L'amendement rejeté, présenté par Mme Belluco, proposait des mesures supplémentaires pour renforcer la protection des mineurs au-delà de ce que contenait déjà la proposition de loi initiale. Alors que le texte de base prévoyait notamment le renforcement des obligations des réseaux sociaux pour limiter l'accès à certains contenus, la mise en place de mécanismes de signalement plus efficaces, et la possibilité pour les parents de limiter les fonctionnalités accessibles à leurs enfants, cet amendement cherchait à aller plus loin dans cette protection.
L'amendement n'a pas été retenu : 118 députés se sont opposés à cette mesure, tandis que 41 seulement l'ont soutenue, avec 2 abstentions. Cela signifie que le texte initial de la loi, sans ces mesures supplémentaires proposées par Belluco, reste le texte sur lequel continueront à porter les débats parlementaires.

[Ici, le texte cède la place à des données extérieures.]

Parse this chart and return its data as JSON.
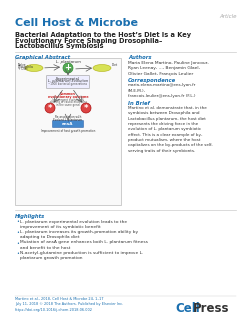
{
  "background_color": "#ffffff",
  "journal_name": "Cell Host & Microbe",
  "journal_color": "#1a6faf",
  "article_tag": "Article",
  "article_tag_color": "#aaaaaa",
  "title_line1": "Bacterial Adaptation to the Host’s Diet Is a Key",
  "title_line2": "Evolutionary Force Shaping Drosophila–",
  "title_line3": "Lactobacillus Symbiosis",
  "title_color": "#222222",
  "section_graphical_abstract": "Graphical Abstract",
  "section_authors": "Authors",
  "authors_text": "Maria Elena Martino, Pauline Joncour,\nRyan Leenay, ..., Benjamin Glael,\nOlivier Gallet, François Leulier",
  "correspondence_label": "Correspondence",
  "correspondence_text": "maria-elena.martino@ens-lyon.fr\n(M.E.M.),\nfrancois.leulier@ens-lyon.fr (F.L.)",
  "inbrief_label": "In Brief",
  "inbrief_text": "Martino et al. demonstrate that, in the\nsymbiosis between Drosophila and\nLactobacillus plantarum, the host diet\nrepresents the driving force in the\nevolution of L. plantarum symbiotic\neffect. This is a clear example of by-\nproduct mutualism, where the host\ncapitalizes on the by-products of the self-\nserving traits of their symbionts.",
  "highlights_label": "Highlights",
  "highlight1": "L. plantarum experimental evolution leads to the\nimprovement of its symbiotic benefit",
  "highlight2": "L. plantarum increases its growth-promotion ability by\nadapting to Drosophila diet",
  "highlight3": "Mutation of ansA gene enhances both L. plantarum fitness\nand benefit to the host",
  "highlight4": "N-acetyl-glutamine production is sufficient to improve L.\nplantarum growth promotion",
  "footer_citation": "Martino et al., 2018, Cell Host & Microbe 24, 1–17\nJuly 11, 2018 © 2018 The Authors. Published by Elsevier Inc.\nhttps://doi.org/10.1016/j.chom.2018.06.002",
  "footer_color": "#1a6faf",
  "cellpress_cell_color": "#1a6faf",
  "cellpress_press_color": "#333333",
  "section_label_color": "#1a6faf",
  "highlight_bullet_color": "#1a6faf",
  "sep_color": "#cccccc"
}
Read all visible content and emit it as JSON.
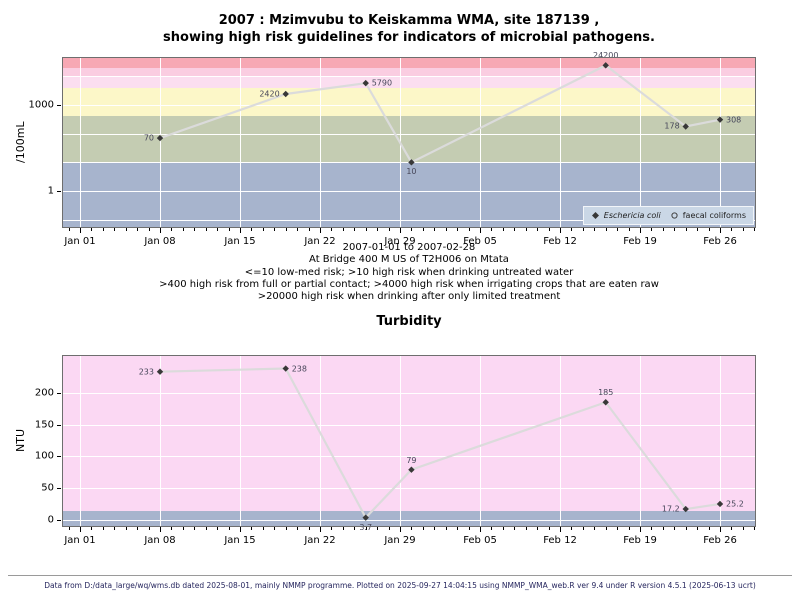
{
  "page": {
    "header": {
      "title_line1": "2007 : Mzimvubu to Keiskamma WMA, site 187139 ,",
      "title_line2": "showing high risk guidelines for indicators of microbial pathogens."
    },
    "subtitle_lines": [
      "2007-01-01 to 2007-02-28",
      "At Bridge 400 M US of T2H006 on Mtata",
      "<=10 low-med risk; >10 high risk when drinking untreated water",
      ">400 high risk from full or partial contact; >4000 high risk when irrigating crops that are eaten raw",
      ">20000 high risk when drinking after only limited treatment"
    ],
    "footer": "Data from D:/data_large/wq/wms.db dated 2025-08-01, mainly NMMP programme. Plotted on 2025-09-27 14:04:15 using NMMP_WMA_web.R ver 9.4 under R version 4.5.1 (2025-06-13 ucrt)"
  },
  "chart_data": [
    {
      "name": "microbial-indicators",
      "type": "line",
      "yscale": "log",
      "ylabel": "/100mL",
      "ylim_hint": [
        0.05,
        50000
      ],
      "line_color": "#dbdbdb",
      "marker_color": "#383838",
      "y_ticks": [
        {
          "value": 1000,
          "label": "1000"
        },
        {
          "value": 1,
          "label": "1"
        }
      ],
      "y_gridlines": [
        0.1,
        1,
        10,
        100,
        1000,
        10000
      ],
      "x_ticks": [
        {
          "day": 0,
          "label": "Jan 01"
        },
        {
          "day": 7,
          "label": "Jan 08"
        },
        {
          "day": 14,
          "label": "Jan 15"
        },
        {
          "day": 21,
          "label": "Jan 22"
        },
        {
          "day": 28,
          "label": "Jan 29"
        },
        {
          "day": 35,
          "label": "Feb 05"
        },
        {
          "day": 42,
          "label": "Feb 12"
        },
        {
          "day": 49,
          "label": "Feb 19"
        },
        {
          "day": 56,
          "label": "Feb 26"
        }
      ],
      "bands": [
        {
          "from_value": null,
          "to_value": 10,
          "color": "#a7b4cd",
          "meaning": "<=10 low-med risk"
        },
        {
          "from_value": 10,
          "to_value": 400,
          "color": "#c4ccb2",
          "meaning": ">10 high risk when drinking untreated water"
        },
        {
          "from_value": 400,
          "to_value": 4000,
          "color": "#fcf7c8",
          "meaning": ">400 high risk from full or partial contact"
        },
        {
          "from_value": 4000,
          "to_value": 10000,
          "color": "#fbdef0",
          "meaning": ">4000 high risk when irrigating crops that are eaten raw"
        },
        {
          "from_value": 10000,
          "to_value": 20000,
          "color": "#facde1",
          "meaning": "4000-20000 risk band (upper half)"
        },
        {
          "from_value": 20000,
          "to_value": null,
          "color": "#f7a8b4",
          "meaning": ">20000 high risk when drinking after only limited treatment"
        }
      ],
      "series": [
        {
          "name": "Eschericia coli",
          "marker": "filled-diamond",
          "points": [
            {
              "date": "Jan 08",
              "day": 7,
              "value": 70,
              "label": "70",
              "label_pos": "left"
            },
            {
              "date": "Jan 19",
              "day": 18,
              "value": 2420,
              "label": "2420",
              "label_pos": "left"
            },
            {
              "date": "Jan 26",
              "day": 25,
              "value": 5790,
              "label": "5790",
              "label_pos": "right"
            },
            {
              "date": "Jan 30",
              "day": 29,
              "value": 10,
              "label": "10",
              "label_pos": "below"
            },
            {
              "date": "Feb 16",
              "day": 46,
              "value": 24200,
              "label": "24200",
              "label_pos": "above"
            },
            {
              "date": "Feb 23",
              "day": 53,
              "value": 178,
              "label": "178",
              "label_pos": "left"
            },
            {
              "date": "Feb 26",
              "day": 56,
              "value": 308,
              "label": "308",
              "label_pos": "right"
            }
          ]
        }
      ],
      "legend": [
        {
          "label": "Eschericia coli",
          "marker": "filled-diamond",
          "italic": true
        },
        {
          "label": "faecal coliforms",
          "marker": "open-circle",
          "italic": false
        }
      ],
      "legend_bg": "#cad7e6"
    },
    {
      "name": "turbidity",
      "title": "Turbidity",
      "type": "line",
      "yscale": "linear",
      "ylabel": "NTU",
      "ylim_hint": [
        -13,
        259
      ],
      "line_color": "#dbdbdb",
      "marker_color": "#383838",
      "y_ticks": [
        {
          "value": 0,
          "label": "0"
        },
        {
          "value": 50,
          "label": "50"
        },
        {
          "value": 100,
          "label": "100"
        },
        {
          "value": 150,
          "label": "150"
        },
        {
          "value": 200,
          "label": "200"
        }
      ],
      "y_gridlines": [
        0,
        50,
        100,
        150,
        200
      ],
      "x_ticks": [
        {
          "day": 0,
          "label": "Jan 01"
        },
        {
          "day": 7,
          "label": "Jan 08"
        },
        {
          "day": 14,
          "label": "Jan 15"
        },
        {
          "day": 21,
          "label": "Jan 22"
        },
        {
          "day": 28,
          "label": "Jan 29"
        },
        {
          "day": 35,
          "label": "Feb 05"
        },
        {
          "day": 42,
          "label": "Feb 12"
        },
        {
          "day": 49,
          "label": "Feb 19"
        },
        {
          "day": 56,
          "label": "Feb 26"
        }
      ],
      "bands": [
        {
          "from_value": null,
          "to_value": 14,
          "color": "#a7b4cd",
          "meaning": "low turbidity guideline band"
        },
        {
          "from_value": 14,
          "to_value": null,
          "color": "#fbd8f3",
          "meaning": "above guideline"
        }
      ],
      "series": [
        {
          "name": "Turbidity",
          "marker": "filled-diamond",
          "points": [
            {
              "date": "Jan 08",
              "day": 7,
              "value": 233,
              "label": "233",
              "label_pos": "left"
            },
            {
              "date": "Jan 19",
              "day": 18,
              "value": 238,
              "label": "238",
              "label_pos": "right"
            },
            {
              "date": "Jan 26",
              "day": 25,
              "value": 3.7,
              "label": "3.7",
              "label_pos": "below"
            },
            {
              "date": "Jan 30",
              "day": 29,
              "value": 79,
              "label": "79",
              "label_pos": "above"
            },
            {
              "date": "Feb 16",
              "day": 46,
              "value": 185,
              "label": "185",
              "label_pos": "above"
            },
            {
              "date": "Feb 23",
              "day": 53,
              "value": 17.2,
              "label": "17.2",
              "label_pos": "left"
            },
            {
              "date": "Feb 26",
              "day": 56,
              "value": 25.2,
              "label": "25.2",
              "label_pos": "right"
            }
          ]
        }
      ]
    }
  ]
}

Ceux qui ont voté pour cet amendement, comme Raphaël Arnault et François Piquemal, considéraient probablement que les protections existantes dans le texte initial n'étaient pas suffisantes et qu'il fallait renforcer davantage les obligations des plateformes ou élargir le champ de la loi pour couvrir plus de risques ou plus de catégories de mineurs. À l'inverse, ceux qui s'y sont opposés, dont Gabriel Attal et Olivia Grégoire, estimaient sans doute que les dispositions déjà prévues par le texte de base étaient suffisantes, ou que les mesures additionnelles posaient d'autres problèmes — soit en termes de faisabilité technique pour les entreprises, soit en termes d'équilibre entre protection et liberté, soit encore en termes de clarté juridique.
Ce vote affecte les parents, les enfants et adolescents utilisateurs de réseaux sociaux, ainsi que les plateformes numériques qui devront respecter les règles finalement adoptées par le Parlement. Vous pouvez consulter l'ensemble des votes relatifs à cette proposition de loi pour suivre l'évolution du texte et les autres décisions prises lors de cet examen.